Es una situación sin duda complicada y difícil, para nuestro país y para muchos otros que están ya en la misma situación, por causa de la crisis, sobre todo, por lo que supone o significa: paro creciente con destrucción del mercado laboral, destrucción también de empresas y reducción notable en las tasas de consumo y paralelo ioncremento de las tasas de morosidad e impagos.
De manera que se produce una mezcla agridulce de situaciones, para nuestro país: por vez primera se invita a la mesa de debates en l que podrían ponerse algunas bases para revisar ese sistema capitalista -que no hay duda de que ha tenido evidentes fallos de funcionamiento y ha generado esta dolorosa crisis- , a un país que ha registrado prácticamente tres lustros de espectacular y sostenido crecimiento, sin sobresaltos...
De manera que la recesión ya está aquí, con carácter formal y según todas las normas contables exigibles. Según todos los indicios, hemos entrado ya en el segundo trimestre continuado de crecimiento negativo, de decrecimiento o de destrucción de la riqueza nacional que habíamos acumulado en los tres lustros anteriores, con tasas del tres y hasta del cuatro por ciento anuales acumuladas...
¿De quién es la culpa de méditos y deméritos? Los dirigentes políticos suelen tener la tentación de apuntarse para las buenas noticias y procuran huir de las responsabilidades de las malas. De este caso, parece evidente que los años felices fueron obra de una política económica afortunada y de un ciclo económico no menos feliz. En términos generales, el país y sus agentes sociales -trabajadores todos-, estuvieron al nivel de lo que de él se esperaba. Funcionó el país. Ahora, en buena medida ha dejado de funcionar por exigencias de la economía global, de esa globalización con aspectos positivos y negativos en que nos encontramos.
No ha de consolarnos en exceso, aunque sí explique en buena medida la situación, el hecho de que muchos otros países estén en la misma situación de dificultad, notablemente Alemania, con tasas de decrecimiento peores a la que nosotros estamos padeciendo. No es consolador, como decía, pero sí ayuda a explicar una situación que todavía algunos portavoces económicos del partido opositor reprochan que haya sido producida, alentada, provocada por un Gobierno incapaz.
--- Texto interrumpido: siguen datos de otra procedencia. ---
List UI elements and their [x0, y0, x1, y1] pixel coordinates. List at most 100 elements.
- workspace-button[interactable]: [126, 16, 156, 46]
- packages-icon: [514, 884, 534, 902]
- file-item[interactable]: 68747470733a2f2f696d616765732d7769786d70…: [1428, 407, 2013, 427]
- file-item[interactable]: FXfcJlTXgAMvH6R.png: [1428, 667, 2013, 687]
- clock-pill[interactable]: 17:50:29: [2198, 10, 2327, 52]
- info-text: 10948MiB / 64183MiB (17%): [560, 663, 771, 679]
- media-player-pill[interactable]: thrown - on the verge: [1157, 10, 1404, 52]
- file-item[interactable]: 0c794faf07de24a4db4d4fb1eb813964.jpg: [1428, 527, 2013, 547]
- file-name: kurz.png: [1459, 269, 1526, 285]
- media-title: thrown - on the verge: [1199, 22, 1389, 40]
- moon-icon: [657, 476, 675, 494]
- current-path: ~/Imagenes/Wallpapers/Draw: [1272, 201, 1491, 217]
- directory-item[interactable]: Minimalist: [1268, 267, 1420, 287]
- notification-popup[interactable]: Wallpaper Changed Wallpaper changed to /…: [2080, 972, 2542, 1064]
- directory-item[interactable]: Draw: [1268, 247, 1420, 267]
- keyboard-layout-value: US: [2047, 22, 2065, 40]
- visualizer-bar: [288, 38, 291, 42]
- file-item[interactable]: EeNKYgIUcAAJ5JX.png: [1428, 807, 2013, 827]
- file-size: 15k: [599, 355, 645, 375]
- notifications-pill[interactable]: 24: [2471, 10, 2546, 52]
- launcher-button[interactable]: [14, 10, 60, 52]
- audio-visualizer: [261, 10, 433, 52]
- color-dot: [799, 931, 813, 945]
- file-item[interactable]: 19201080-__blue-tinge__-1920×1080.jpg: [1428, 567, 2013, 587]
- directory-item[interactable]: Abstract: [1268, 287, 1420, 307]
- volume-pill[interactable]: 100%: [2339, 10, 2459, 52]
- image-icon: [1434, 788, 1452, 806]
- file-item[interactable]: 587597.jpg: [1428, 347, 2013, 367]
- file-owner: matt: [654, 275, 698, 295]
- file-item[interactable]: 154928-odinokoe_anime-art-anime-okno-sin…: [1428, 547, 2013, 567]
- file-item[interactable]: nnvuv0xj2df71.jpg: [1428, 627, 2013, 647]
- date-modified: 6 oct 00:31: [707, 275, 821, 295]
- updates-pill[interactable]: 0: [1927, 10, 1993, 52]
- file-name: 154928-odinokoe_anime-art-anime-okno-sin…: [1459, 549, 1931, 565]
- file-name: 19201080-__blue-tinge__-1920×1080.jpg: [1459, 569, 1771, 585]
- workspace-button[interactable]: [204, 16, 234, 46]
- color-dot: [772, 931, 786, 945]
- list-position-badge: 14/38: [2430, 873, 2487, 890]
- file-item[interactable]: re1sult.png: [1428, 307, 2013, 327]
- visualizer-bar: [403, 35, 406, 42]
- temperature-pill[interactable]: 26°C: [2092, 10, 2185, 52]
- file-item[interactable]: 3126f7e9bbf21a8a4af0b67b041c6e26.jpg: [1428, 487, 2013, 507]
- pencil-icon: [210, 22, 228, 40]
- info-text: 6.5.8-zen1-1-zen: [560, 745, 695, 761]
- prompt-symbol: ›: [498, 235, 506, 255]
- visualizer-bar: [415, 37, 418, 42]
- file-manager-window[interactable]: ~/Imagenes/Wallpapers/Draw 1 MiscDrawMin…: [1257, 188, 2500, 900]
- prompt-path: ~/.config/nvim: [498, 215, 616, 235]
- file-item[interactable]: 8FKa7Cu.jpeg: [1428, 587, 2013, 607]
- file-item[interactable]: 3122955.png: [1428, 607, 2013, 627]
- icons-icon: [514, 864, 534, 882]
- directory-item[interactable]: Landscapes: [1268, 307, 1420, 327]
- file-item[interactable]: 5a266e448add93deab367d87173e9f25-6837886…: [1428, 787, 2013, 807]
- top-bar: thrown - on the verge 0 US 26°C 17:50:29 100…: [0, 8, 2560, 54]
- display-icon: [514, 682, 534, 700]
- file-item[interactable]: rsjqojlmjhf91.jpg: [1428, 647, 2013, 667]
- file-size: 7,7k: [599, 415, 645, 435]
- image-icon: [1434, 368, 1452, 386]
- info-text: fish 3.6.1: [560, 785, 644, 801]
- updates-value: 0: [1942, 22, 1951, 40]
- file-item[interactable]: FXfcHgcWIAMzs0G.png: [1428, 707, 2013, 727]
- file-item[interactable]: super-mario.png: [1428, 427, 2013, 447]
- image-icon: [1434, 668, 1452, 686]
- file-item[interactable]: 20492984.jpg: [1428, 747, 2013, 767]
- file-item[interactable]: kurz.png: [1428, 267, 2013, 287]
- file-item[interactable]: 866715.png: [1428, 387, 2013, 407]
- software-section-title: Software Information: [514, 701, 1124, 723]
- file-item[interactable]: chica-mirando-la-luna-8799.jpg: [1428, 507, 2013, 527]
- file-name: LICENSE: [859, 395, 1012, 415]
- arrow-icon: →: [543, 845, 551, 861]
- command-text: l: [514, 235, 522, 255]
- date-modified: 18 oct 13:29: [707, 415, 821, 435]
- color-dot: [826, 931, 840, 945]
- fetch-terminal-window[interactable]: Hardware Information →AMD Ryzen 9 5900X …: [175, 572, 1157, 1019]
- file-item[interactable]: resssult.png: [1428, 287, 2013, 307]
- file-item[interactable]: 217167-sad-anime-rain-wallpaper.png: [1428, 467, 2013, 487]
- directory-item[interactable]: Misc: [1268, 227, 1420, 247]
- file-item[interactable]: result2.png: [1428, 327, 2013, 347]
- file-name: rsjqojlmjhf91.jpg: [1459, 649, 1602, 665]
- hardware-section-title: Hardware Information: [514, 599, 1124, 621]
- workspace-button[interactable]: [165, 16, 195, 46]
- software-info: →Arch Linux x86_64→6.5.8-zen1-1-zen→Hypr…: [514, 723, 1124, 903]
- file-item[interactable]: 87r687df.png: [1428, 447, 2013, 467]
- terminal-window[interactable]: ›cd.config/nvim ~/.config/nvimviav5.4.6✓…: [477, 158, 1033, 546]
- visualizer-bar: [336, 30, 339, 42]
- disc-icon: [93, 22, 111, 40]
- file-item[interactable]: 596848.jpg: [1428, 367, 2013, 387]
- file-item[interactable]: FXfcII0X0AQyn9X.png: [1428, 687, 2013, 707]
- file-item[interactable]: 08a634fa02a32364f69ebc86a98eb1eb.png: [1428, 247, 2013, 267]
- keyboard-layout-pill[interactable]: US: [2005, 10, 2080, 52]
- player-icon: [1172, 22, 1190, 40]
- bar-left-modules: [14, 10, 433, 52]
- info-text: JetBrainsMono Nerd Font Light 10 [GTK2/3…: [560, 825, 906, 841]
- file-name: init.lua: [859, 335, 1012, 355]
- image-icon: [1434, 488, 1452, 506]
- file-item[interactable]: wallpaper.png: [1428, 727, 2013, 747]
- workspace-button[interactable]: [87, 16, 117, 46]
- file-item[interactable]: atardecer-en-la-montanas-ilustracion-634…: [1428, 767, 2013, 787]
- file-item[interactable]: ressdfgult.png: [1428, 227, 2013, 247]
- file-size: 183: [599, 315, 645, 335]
El mismo Gobierno, por cierto, que en los cuatro años anteriores "producía" crecimiento de tres o cuatro puntos cada año en la riqueza nacional. Es tan absurdo eso como lo contrario, considerar que el jefe del gobierno "de turno" es el milagroso elemento capaz de conducir a un país a la felicidad de crecer y crecer, hasta merecer que alguna vez reconozcan que ha merecido situarse en la tabla de honor de los más industrializados, o de los más esforzados en conseguir un modelo financiero sin escándalos ni distursiones notables durante mucho tiempo. También en esta materia, hay un causante general, llamado país o ciudadanos.